Oedipus the King by Sophocles and Hamlet by Shakespeare have many distinct concepts. The themes of vengeance and the significance of the bond between father and son are two of the most significant. The topics are brought up multiple times in each play. Revenge and relationships are only few of the topics that have been handled throughout history in the plays. Themes play a critical role in a tale or play since they serve as the framework for the major concepts. Themes are also well-known concepts that have a significant impact on society.
A person may decide to seek vengeance on another if they believe that person has done something wrong or conducted an act that has harmed the other person's feelings. "He was slain; and Apollo instructs us now to seek retribution upon whoever killed him," Creon says in Oedipus the King (1288.110) Revenge might be argued to be an instinctive human response. No one likes to think that a heinous act, such as the murder of the King in this drama, should go unpunished. Because King Laius's murder affected an entire region, it is conceivable that majority of the people who lived under King Laius's dominion wanted retribution done on those responsible.
While in Corinth, the shepherd informs Oedipus, "It was claimed that the kid will slay his father" (1313.62) Imagining oneself as an adult and killing one's own father is a difficult subject to contemplate. The majority of boys would say that no matter what, they would never kill their own father. Despite the fact that Oedipus was reared by the King of Corinth, he had no knowledge that Laios was his father. Freud and other psychologists have been studying this complex for decades, and it has been dubbed the Oedipus complex because of the play's plot.
When Oedipus first swears to avenge the death of King Laios, he doesn't reAalise it was him. King Laios was assassinated by most of the persons there, who would have made explanations, left, or otherwise kept the public from learning who was responsible. Oedipus, on the other hand, was fully aware that it was he who had done it and even sought vengeance on himself. In my opinion, this punishment I have imposed on myself is fair. " How could I stand to see my father's face in the abode of death if I had eyes? (1319.140) Because the conduct is so repulsive, most people would be unable to carry out such a depraved act on themselves. Even though he was the one who killed King Laios, Oedipus honoured his pledge and pursued vengeance upon the murderer.
From the tragic circumstance in which Oedipus the King's son kills his father to the happy one in which Hamlet's son loves and wishes to avenge his father's death, the father-son interactions in both plays are markedly different. "Revenge his vile and most unnatural murder," says Hamlet's father's ghost the first time he sees him (1.5.26) Adults who grew up with a father figure around more likely to seek justice for the murder of that father and punish the perpetrators. King Hamlet's love with his son, Hamlet, is so strong that Hamlet is able to communicate with him in the afterlife.

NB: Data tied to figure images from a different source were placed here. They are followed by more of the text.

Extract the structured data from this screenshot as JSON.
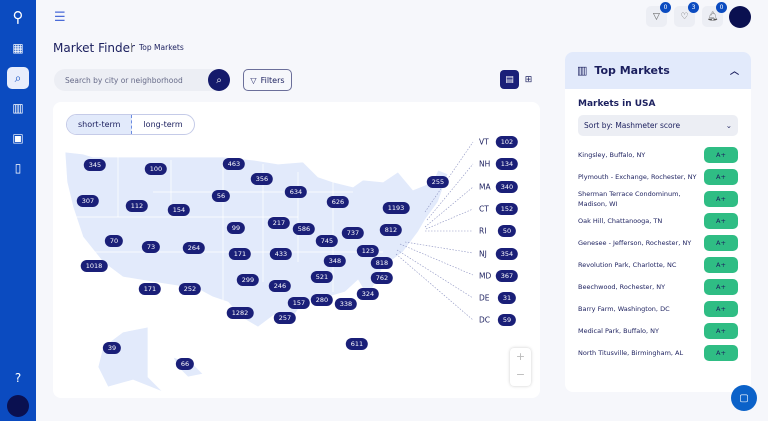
{
  "header": {
    "title": "Market Finder",
    "breadcrumb": "Top Markets",
    "filter_count": "0",
    "favorites_count": "3",
    "notifications_count": "0"
  },
  "search": {
    "placeholder": "Search by city or neighborhood",
    "filters_label": "Filters"
  },
  "map": {
    "tabs": [
      "short-term",
      "long-term"
    ],
    "active_tab": "short-term",
    "states": {
      "WA": "345",
      "MT": "100",
      "ND": "463",
      "MN": "356",
      "OR": "307",
      "ID": "112",
      "WY": "154",
      "SD": "56",
      "WI": "634",
      "MI": "626",
      "NE": "99",
      "IA": "217",
      "IL": "586",
      "OH": "737",
      "IN": "745",
      "NV": "70",
      "UT": "73",
      "CO": "264",
      "KS": "171",
      "MO": "433",
      "KY": "348",
      "WV": "123",
      "VA": "818",
      "CA": "1018",
      "TN": "521",
      "NC": "762",
      "OK": "299",
      "AR": "246",
      "SC": "324",
      "AZ": "171",
      "NM": "252",
      "MS": "157",
      "AL": "280",
      "GA": "338",
      "TX": "1282",
      "LA": "257",
      "FL": "611",
      "AK": "39",
      "HI": "66",
      "NY": "1193",
      "PA": "812",
      "ME": "255"
    },
    "callouts": [
      {
        "abbr": "VT",
        "value": "102"
      },
      {
        "abbr": "NH",
        "value": "134"
      },
      {
        "abbr": "MA",
        "value": "340"
      },
      {
        "abbr": "CT",
        "value": "152"
      },
      {
        "abbr": "RI",
        "value": "50"
      },
      {
        "abbr": "NJ",
        "value": "354"
      },
      {
        "abbr": "MD",
        "value": "367"
      },
      {
        "abbr": "DE",
        "value": "31"
      },
      {
        "abbr": "DC",
        "value": "59"
      }
    ],
    "zoom_in": "+",
    "zoom_out": "−"
  },
  "panel": {
    "title": "Top Markets",
    "subtitle": "Markets in USA",
    "sort": "Sort by: Mashmeter score",
    "markets": [
      {
        "name": "Kingsley, Buffalo, NY",
        "grade": "A+"
      },
      {
        "name": "Plymouth - Exchange, Rochester, NY",
        "grade": "A+"
      },
      {
        "name": "Sherman Terrace Condominum, Madison, WI",
        "grade": "A+"
      },
      {
        "name": "Oak Hill, Chattanooga, TN",
        "grade": "A+"
      },
      {
        "name": "Genesee - Jefferson, Rochester, NY",
        "grade": "A+"
      },
      {
        "name": "Revolution Park, Charlotte, NC",
        "grade": "A+"
      },
      {
        "name": "Beechwood, Rochester, NY",
        "grade": "A+"
      },
      {
        "name": "Barry Farm, Washington, DC",
        "grade": "A+"
      },
      {
        "name": "Medical Park, Buffalo, NY",
        "grade": "A+"
      },
      {
        "name": "North Titusville, Birmingham, AL",
        "grade": "A+"
      }
    ]
  },
  "colors": {
    "sidebar": "#0b4bc0",
    "pill": "#1a1f78",
    "grade": "#2fbd84",
    "map_fill": "#e2eafb"
  }
}
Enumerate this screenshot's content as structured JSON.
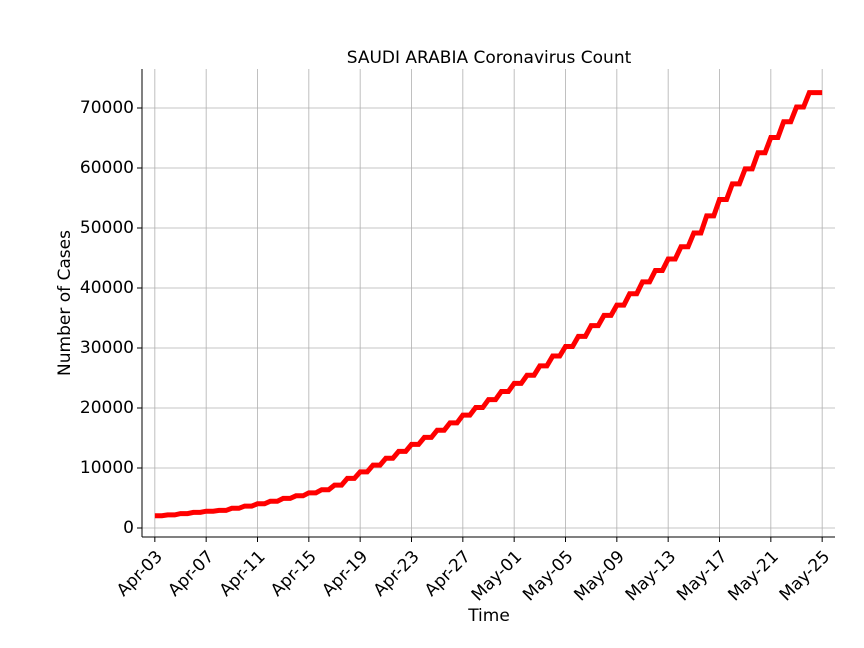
{
  "chart_data": {
    "type": "line",
    "title": "SAUDI ARABIA Coronavirus Count",
    "xlabel": "Time",
    "ylabel": "Number of Cases",
    "x_start": "Apr-03",
    "x_end": "May-25",
    "xlim": [
      "Apr-02",
      "May-26"
    ],
    "ylim": [
      -1500,
      76500
    ],
    "x_ticks": [
      "Apr-03",
      "Apr-07",
      "Apr-11",
      "Apr-15",
      "Apr-19",
      "Apr-23",
      "Apr-27",
      "May-01",
      "May-05",
      "May-09",
      "May-13",
      "May-17",
      "May-21",
      "May-25"
    ],
    "y_ticks": [
      0,
      10000,
      20000,
      30000,
      40000,
      50000,
      60000,
      70000
    ],
    "grid": true,
    "series": [
      {
        "color": "#ff0000",
        "x": [
          "Apr-03",
          "Apr-04",
          "Apr-05",
          "Apr-06",
          "Apr-07",
          "Apr-08",
          "Apr-09",
          "Apr-10",
          "Apr-11",
          "Apr-12",
          "Apr-13",
          "Apr-14",
          "Apr-15",
          "Apr-16",
          "Apr-17",
          "Apr-18",
          "Apr-19",
          "Apr-20",
          "Apr-21",
          "Apr-22",
          "Apr-23",
          "Apr-24",
          "Apr-25",
          "Apr-26",
          "Apr-27",
          "Apr-28",
          "Apr-29",
          "Apr-30",
          "May-01",
          "May-02",
          "May-03",
          "May-04",
          "May-05",
          "May-06",
          "May-07",
          "May-08",
          "May-09",
          "May-10",
          "May-11",
          "May-12",
          "May-13",
          "May-14",
          "May-15",
          "May-16",
          "May-17",
          "May-18",
          "May-19",
          "May-20",
          "May-21",
          "May-22",
          "May-23",
          "May-24",
          "May-25"
        ],
        "values": [
          2039,
          2179,
          2402,
          2605,
          2795,
          2932,
          3287,
          3651,
          4033,
          4462,
          4934,
          5369,
          5862,
          6380,
          7142,
          8274,
          9362,
          10484,
          11631,
          12772,
          13930,
          15102,
          16299,
          17522,
          18811,
          20077,
          21402,
          22753,
          24097,
          25459,
          27011,
          28656,
          30251,
          31938,
          33731,
          35432,
          37136,
          39048,
          41014,
          42925,
          44830,
          46869,
          49176,
          52016,
          54752,
          57345,
          59854,
          62545,
          65077,
          67719,
          70161,
          72560,
          72560
        ]
      }
    ]
  }
}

Claudius and Gertrude make several observations on Hamlet's behaviour throughout the play, as though the death of a father or husband should only produce temporary pain, as Gertrude demonstrated by her hasty new marriage. Perhaps Prince Hamlet would have coped better with his father's death if the King's spirit hadn't returned. His last wish was that he be allowed to believe that his death was a gentle and natural one. In the wake of his father's death by a man who is now married to Hamlet's mother, Hamlet felt driven to seek revenge, which was misunderstood by others in his immediate vicinity.
Revenge is a hazardous thing in any tale since it relies solely on feelings and does not employ any logic or reasoning. Claims that Claudius was responsible for his father's death were Hamlet's goal in the play. In order to show Claudius's guilt, Hamlet staged a presentation of the play, which alerted Claudius to the fact that Hamlet had found him out and placed him on guard. Laertes, too, feels the urge to revenge the deaths of his father and sister, and Hamlet is not the only one who feels this way. Fortinbras was also out for vengeance on Hamlet's father, who had murdered his father and taken the estate that should have been his. To avenge his father's death Laertes comes, and Claudius is more than delighted to tell him that Hamlet killed his father. As for Claudius, his retaliation is to get Hamlet out of the way and prevent him from informing anybody that he was, in fact, responsible for the death of King Hamlet's son.
In both Oedipus the King and Hamlet, retribution and father-son relationships are recurring themes. The audience will be enthralled and captivated by these subjects. The royal families in both novels would have survived if it weren't for the idiocy of the male characters and their desire to revenge the deaths of their loved ones. It would have been quite different if the main protagonists were women, as most girls would not have taken retribution. Shakespeare and Sophocles, on the other hand, were well aware of this. Both of these plays would not have been as popular or as long-lasting if the characters hadn't been who they were.